The latest artificial furor on the right concerns how an apparently excellent new film about the Apollo program shows the American flag on the Moon multiple times, but doesn’t actually include a scene of that flag being awkwardly driven into the lunar soil. Apparently the fact that everyone in the film is wearing an American flag, and the most iconic shots of the film feature an American flag, and that the main character is an American military officer is completely invalidated by the lack of stick-in-dirt action.
But there is a way that the scene could be made much more American than just showing a flag being driven into gray soil. Beer cans. That’s what this scene needs. A few well-placed, highly photogenic beer cans.
While Apollo 11 sadly missed out on this signature of American culture, NASA’s new administrator is out to see that this tragedy is not repeated. As the Washington Post reports, Jim Bridenstine has directed the space agency to look into selling naming rights to both rockets and spacecraft. He’s also instructed NASA to check into the potential for using astronauts to advertise commercial products. Rather than Apollo 11 carrying the Eagle to the Moon, it could have been the American Express Express lofting the Moon mission for that critical announcement: Tranquility base here, this Bud’s for you.

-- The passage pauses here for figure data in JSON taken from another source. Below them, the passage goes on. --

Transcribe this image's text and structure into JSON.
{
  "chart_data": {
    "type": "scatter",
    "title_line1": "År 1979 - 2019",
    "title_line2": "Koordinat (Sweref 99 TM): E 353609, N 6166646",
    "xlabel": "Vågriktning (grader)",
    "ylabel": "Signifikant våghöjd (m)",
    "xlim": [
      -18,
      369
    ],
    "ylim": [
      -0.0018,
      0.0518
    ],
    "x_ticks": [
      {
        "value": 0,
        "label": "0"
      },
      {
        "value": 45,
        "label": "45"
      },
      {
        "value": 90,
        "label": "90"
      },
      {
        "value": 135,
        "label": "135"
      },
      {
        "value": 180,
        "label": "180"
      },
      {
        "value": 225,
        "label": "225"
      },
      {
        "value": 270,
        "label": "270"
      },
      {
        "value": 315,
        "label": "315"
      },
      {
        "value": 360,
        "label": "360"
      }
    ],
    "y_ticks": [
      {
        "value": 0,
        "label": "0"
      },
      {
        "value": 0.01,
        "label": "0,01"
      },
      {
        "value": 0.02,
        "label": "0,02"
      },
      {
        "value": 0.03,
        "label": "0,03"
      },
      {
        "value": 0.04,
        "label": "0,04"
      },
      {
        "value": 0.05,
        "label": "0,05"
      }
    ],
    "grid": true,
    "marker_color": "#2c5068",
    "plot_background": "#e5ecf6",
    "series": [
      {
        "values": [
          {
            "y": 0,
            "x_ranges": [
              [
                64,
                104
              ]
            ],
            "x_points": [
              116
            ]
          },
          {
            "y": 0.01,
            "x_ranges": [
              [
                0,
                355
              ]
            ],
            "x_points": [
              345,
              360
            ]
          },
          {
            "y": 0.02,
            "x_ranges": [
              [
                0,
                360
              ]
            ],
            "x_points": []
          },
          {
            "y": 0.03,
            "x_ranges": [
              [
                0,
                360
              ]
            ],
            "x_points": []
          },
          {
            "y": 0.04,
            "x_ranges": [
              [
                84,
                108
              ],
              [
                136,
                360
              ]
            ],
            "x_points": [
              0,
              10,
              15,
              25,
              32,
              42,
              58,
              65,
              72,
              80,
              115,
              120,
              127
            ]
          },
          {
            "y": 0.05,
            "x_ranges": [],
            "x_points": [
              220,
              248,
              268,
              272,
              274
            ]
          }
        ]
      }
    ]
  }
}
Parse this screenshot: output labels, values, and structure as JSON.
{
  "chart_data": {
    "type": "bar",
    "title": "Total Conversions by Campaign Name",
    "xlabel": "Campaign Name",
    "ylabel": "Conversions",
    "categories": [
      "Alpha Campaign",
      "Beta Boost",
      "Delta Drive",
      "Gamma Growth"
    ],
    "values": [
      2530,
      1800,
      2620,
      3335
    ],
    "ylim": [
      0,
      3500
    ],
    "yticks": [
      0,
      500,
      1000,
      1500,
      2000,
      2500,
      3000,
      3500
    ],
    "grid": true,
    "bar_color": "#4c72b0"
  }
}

There’s deep concern from everyone at NASA other than Bridenstine that the idea of slapping corporate logos on what are public resources both violates the tradition of the agency and blurs the line between corporate and private resources at a time when that line is already becoming extraordinarily blurry. With multiple private companies creating their own boosters and their own spacecraft, it’s not even clear that there’s a tremendous amount of marketing money to be made on anything but a genuinely historic mission. After all, if Coors hasn’t felt compelled to slap its name on any of the 1,459 satellites already in orbit, what would make a NASA mission all that attractive? Is a logo on the side of the next ISS cargo launch or weather satellite actually worth anything?
Apparently, NASA is going to find out. And it won’t be the first agency to start down this path.
As the Washington Post reported at the time, the National Park Service actually opened this door in 2016 when it began considering allowing donors to put corporate logos on features at National Parks.
Parkgoers could sit on a bench named for Humana health insurance — and store their food in a bear-proof locker emblazoned with the Nike swoosh.
Naming rights for natural features were considered off the table—no Old Fanta Faithful or Gatorade Canyon. But the Park Service was open to sticking names on built things like lodges, parking lots, or ranger stations. Director Jonathan Jarvis wanted to “swing open the gates” for an “unprecedented level of corporate donations.
That seems to be the same spirit of Bridenstine’s announcement. And, since everything at NASA is a built thing, there are plenty of opportunities for logo-sticking. Still, they had better calculate carefully when they sell those rights. After all, not painting the fuel tanks on the Space Shuttle saved almost 600 pounds in weight. That was 600 more pounds of people and equipment that could be carried into orbit, instead.
At around $10,000 for every pound to orbit, that’s some pricey paint.